Additionally, the Barbican’s renewed commitment to fashion and design sees our material world come under the spotlight. In October, Barbican Art Gallery launches Dirty Looks: Desire and Decay in Fashion, a major new fashion exhibition challenging what is beautiful, featuring icons like Hussein Chalayan, Alexander McQueen, Vivienne Westwood, and Maison Margiela, alongside emerging designers such as Elena Velez, Yuima Nakazato and IAMISIGO. Caroline Guiela Nguyen’s gripping and cinematic fashion and labour piece LACRIMA makes its UK premiere in the Barbican Theatre in September, with the Barbican hosting the World Design Congress the same month, while Dirty Weekend, a curated programme of talks, events and performances exploring the dirty side of life, love and identity takes over the centre in November.
Further autumn highlights and UK premieres include: trailblazing Polish director Łukasz Twarkowski’s ROHTKO, fusing theatre, tech and live cinema to create a monumentally spectacular production exploring art and authenticity in a fast-changing world; and New York-born, Tamil Nadu-raised singer ganavya, sharing a transcendent live journey through Daughter of a Temple, an immersive blend of spiritual jazz and South Asian devotional music. Coinciding with autumn’s hottest films releases in the lead up to awards season, Barbican Cinema ScreenTalks feature conversations with important voices in the cinema industry and beyond.

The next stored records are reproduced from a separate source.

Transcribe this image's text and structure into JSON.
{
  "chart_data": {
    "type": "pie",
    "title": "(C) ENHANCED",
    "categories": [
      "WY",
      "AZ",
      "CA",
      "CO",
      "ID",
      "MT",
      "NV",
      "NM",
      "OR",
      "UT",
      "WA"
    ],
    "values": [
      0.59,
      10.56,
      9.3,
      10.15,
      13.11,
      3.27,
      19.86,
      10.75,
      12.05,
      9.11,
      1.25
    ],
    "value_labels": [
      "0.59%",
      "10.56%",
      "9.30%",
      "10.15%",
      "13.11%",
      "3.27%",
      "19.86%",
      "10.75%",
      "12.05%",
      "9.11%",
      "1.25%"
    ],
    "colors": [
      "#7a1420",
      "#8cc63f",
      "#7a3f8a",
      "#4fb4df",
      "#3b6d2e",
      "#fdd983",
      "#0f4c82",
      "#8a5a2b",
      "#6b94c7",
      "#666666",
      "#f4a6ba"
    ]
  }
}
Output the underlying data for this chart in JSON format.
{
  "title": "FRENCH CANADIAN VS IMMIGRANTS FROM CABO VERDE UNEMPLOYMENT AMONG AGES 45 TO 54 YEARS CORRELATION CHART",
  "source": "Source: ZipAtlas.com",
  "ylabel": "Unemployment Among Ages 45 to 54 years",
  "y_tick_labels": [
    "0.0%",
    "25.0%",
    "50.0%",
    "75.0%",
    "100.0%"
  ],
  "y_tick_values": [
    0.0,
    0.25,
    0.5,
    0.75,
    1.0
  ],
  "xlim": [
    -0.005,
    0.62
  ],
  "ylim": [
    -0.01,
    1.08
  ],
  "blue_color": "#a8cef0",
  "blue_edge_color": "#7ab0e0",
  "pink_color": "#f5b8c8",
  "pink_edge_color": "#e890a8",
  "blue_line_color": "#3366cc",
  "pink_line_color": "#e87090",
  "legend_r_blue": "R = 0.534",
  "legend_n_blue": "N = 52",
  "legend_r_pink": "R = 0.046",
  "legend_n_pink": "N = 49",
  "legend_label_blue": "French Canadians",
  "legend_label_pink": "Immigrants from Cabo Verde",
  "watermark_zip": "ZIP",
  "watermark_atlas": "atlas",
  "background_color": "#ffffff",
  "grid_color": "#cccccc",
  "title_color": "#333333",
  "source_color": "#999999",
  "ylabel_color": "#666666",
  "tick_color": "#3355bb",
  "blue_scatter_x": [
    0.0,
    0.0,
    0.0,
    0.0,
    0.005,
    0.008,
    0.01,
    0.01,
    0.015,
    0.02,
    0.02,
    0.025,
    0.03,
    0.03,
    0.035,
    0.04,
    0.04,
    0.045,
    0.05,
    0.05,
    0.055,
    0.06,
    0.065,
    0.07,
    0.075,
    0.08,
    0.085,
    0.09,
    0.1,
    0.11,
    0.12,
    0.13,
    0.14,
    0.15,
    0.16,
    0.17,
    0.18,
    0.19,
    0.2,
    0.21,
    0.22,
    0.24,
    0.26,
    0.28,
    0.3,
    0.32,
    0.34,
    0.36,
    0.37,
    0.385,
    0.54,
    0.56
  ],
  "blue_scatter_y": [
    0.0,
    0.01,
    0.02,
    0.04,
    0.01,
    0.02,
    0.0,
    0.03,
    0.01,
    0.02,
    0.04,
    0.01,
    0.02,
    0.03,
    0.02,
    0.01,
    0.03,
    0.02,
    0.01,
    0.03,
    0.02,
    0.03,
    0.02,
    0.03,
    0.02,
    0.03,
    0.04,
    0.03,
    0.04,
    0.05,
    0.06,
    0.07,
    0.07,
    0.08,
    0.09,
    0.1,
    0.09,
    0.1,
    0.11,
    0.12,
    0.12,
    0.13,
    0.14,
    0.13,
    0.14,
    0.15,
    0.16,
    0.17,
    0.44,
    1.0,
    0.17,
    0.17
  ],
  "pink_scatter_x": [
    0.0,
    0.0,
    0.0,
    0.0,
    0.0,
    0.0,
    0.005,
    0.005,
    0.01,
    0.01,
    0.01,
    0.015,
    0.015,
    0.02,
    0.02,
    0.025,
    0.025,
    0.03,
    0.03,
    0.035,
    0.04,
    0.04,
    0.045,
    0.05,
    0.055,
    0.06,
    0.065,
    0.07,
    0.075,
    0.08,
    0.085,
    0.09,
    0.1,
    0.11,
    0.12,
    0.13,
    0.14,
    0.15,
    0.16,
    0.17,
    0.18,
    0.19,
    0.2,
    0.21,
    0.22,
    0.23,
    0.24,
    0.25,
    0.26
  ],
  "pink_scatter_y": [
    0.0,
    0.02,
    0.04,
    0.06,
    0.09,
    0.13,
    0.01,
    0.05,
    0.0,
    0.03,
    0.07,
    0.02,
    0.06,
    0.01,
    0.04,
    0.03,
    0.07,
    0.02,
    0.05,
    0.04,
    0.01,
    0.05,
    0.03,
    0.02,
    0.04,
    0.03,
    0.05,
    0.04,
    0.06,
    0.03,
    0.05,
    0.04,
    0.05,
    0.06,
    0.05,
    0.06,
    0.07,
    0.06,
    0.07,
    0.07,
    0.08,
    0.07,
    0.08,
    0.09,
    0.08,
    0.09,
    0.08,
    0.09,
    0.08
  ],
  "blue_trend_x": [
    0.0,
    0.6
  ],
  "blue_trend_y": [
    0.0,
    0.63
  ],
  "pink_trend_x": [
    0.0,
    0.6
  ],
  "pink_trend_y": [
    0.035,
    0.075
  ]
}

This autumn also sees the UK premiere of Bushra El-Turk’s music theatre Oum – A Son’s Quest for his Mother, a collaboration with the Dutch National Opera, starring Ghalia Benali and Gesualdo: Passione by Les Arts Florissants and Compagnie Amala Dianor, marking Barbican’s commitment to present new opera, dance and music theatre as a core pillar of its programme.
Finally, the Barbican is proud to continue its long-term partnerships with its Resident and Associate Companies, including the London Symphony Orchestra, whose 2025/26 season kicks off with four concerts with Sir Antonio Pappano, and the Royal Shakespeare Company, who are bringing two exciting shows for this year’s Theatre autumn/winter season, both of which will be announced shortly.
Tickets for the autumn season will go on sale soon.